Die Hersteller hatten nun das Problem, der enorm gestiegenen Nachfrage wegen passende Motoren zu beschaffen. Motorenhersteller in den USA wie Kohler konnten den Bedarf nicht mehr decken. Also wurden nun weitere 2-Takt-Motoren in Japan und in Deutschland/Österreich eingekauft. Hier hauptsächlich bei Rotax, ILO, Hirth und natürlich Sachs. In diesen Jahren wurden Schneemobile mit bis zu sechs Motorenvarianten/-herstellern angeboten. Da lediglich die Motorenhalterungen den einzelnen Motoren angepasst werden mussten, war das von den Herstellern relativ leicht zu bewältigen. Sachs konnte neben Zweitaktmotoren bald auch den KM 914 Wankelmotor anbieten. Und der wurde sehr schnell zu einem großen Hit!

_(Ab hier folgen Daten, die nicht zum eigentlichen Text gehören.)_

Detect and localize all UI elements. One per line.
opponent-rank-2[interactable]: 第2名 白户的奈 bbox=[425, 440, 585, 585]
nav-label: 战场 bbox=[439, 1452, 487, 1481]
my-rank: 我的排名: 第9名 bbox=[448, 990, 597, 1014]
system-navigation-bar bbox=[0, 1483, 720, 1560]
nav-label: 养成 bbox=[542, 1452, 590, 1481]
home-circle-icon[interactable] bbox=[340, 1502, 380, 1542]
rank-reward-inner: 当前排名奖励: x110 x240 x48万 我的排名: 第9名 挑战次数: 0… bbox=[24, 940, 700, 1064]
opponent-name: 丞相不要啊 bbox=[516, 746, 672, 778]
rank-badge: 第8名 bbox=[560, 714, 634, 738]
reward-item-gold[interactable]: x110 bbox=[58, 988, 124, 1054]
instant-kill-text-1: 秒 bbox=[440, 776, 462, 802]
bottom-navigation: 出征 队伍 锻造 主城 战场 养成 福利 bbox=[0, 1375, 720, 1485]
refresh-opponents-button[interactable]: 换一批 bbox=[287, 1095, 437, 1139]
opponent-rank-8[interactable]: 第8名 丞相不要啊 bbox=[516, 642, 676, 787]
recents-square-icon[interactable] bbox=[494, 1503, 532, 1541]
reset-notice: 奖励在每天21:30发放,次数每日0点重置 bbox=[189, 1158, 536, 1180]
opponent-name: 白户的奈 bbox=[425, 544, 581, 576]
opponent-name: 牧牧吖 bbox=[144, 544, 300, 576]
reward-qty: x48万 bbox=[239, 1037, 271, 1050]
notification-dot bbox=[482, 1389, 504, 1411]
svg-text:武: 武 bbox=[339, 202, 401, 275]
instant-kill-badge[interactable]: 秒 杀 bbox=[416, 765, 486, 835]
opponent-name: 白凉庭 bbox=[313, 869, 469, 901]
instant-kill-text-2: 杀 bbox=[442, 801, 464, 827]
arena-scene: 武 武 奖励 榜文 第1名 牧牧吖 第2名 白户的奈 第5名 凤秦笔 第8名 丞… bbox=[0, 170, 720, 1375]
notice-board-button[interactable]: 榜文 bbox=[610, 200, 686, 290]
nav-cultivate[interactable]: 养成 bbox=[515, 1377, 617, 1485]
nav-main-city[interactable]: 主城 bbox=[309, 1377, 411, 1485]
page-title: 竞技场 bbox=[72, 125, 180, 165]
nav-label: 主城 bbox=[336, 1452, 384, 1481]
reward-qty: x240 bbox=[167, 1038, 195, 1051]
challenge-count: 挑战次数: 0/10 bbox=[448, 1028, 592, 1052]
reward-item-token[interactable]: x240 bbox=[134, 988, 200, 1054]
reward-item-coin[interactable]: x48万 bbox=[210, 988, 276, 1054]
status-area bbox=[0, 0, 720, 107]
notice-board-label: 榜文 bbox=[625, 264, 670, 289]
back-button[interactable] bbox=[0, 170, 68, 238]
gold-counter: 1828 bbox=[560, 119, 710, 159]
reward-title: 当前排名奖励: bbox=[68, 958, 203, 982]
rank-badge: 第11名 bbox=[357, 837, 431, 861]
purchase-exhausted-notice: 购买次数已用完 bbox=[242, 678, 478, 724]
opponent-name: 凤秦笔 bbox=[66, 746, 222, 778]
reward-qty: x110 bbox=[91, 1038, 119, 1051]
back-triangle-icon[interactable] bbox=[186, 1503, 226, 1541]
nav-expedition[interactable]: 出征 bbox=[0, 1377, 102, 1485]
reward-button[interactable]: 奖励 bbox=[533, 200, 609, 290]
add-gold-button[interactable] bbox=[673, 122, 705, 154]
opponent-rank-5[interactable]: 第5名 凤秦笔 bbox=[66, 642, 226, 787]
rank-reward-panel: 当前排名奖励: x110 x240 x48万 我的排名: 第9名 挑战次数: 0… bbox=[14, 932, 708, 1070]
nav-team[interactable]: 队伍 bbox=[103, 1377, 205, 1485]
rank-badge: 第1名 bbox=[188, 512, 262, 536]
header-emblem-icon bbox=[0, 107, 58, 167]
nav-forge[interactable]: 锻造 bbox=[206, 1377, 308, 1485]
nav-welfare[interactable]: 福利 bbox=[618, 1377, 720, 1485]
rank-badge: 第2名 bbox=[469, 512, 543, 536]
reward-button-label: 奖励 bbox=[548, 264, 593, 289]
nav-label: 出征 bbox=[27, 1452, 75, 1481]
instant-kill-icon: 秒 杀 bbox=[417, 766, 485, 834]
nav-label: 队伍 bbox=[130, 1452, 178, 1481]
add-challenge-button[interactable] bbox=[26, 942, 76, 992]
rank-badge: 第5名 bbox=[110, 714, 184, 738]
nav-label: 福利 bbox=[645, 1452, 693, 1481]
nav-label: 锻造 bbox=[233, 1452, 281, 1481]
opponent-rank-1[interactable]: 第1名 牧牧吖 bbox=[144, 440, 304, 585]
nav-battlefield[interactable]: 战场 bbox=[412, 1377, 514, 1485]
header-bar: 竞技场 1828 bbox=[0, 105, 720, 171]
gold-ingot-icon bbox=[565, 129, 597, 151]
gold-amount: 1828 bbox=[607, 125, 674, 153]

Der KM 914 mit 303 cc KV und ca. 18-20 PS war wie für den Einsatz in einem Schneemobil gemacht. Er war leistungsstark, kompakt (um ihn unter einer niedrigen Motorhaube unterzubringen), drehfreudig, zuverlässig und natürlich ohne Vibrationen. Allein Arctic Cat konnte in den Jahren 1968-1972 ca. 30.000 Schlitten mit dem KM 914 verkaufen.

1968 wurde auch mit einem gekoppelten KM 914 als Antriebseinheit experimentiert. Der Motor hatte ca. 30 PS, war aber einfach zu schwer geworden. Nur wenige Motoren dieses Typs wurden in die USA exportiert, bis zum heutigen Tag ist keiner davon wieder aufgetaucht.

1972 kam dann der Nachfolger des KM 914 auf den Markt, der KM 24 mit 295 cc KV. Dieser Motor diente übrigens als Basis für den KC 24 Motor der 1973 vorgestellten W 2000 Vorserienmaschine. Die beiden Motore sind praktisch identisch, lediglich die Motorhalterung wurde abgeändert. Der Motor hatte nun 24 PS und war auch leichter als der Vorgänger. Schlitten, die mit diesem neuen Motor ausgerüstet waren, wurden bis 1975 bei Arctic Cat wieder in relativ großen Stückzahlen verkauft.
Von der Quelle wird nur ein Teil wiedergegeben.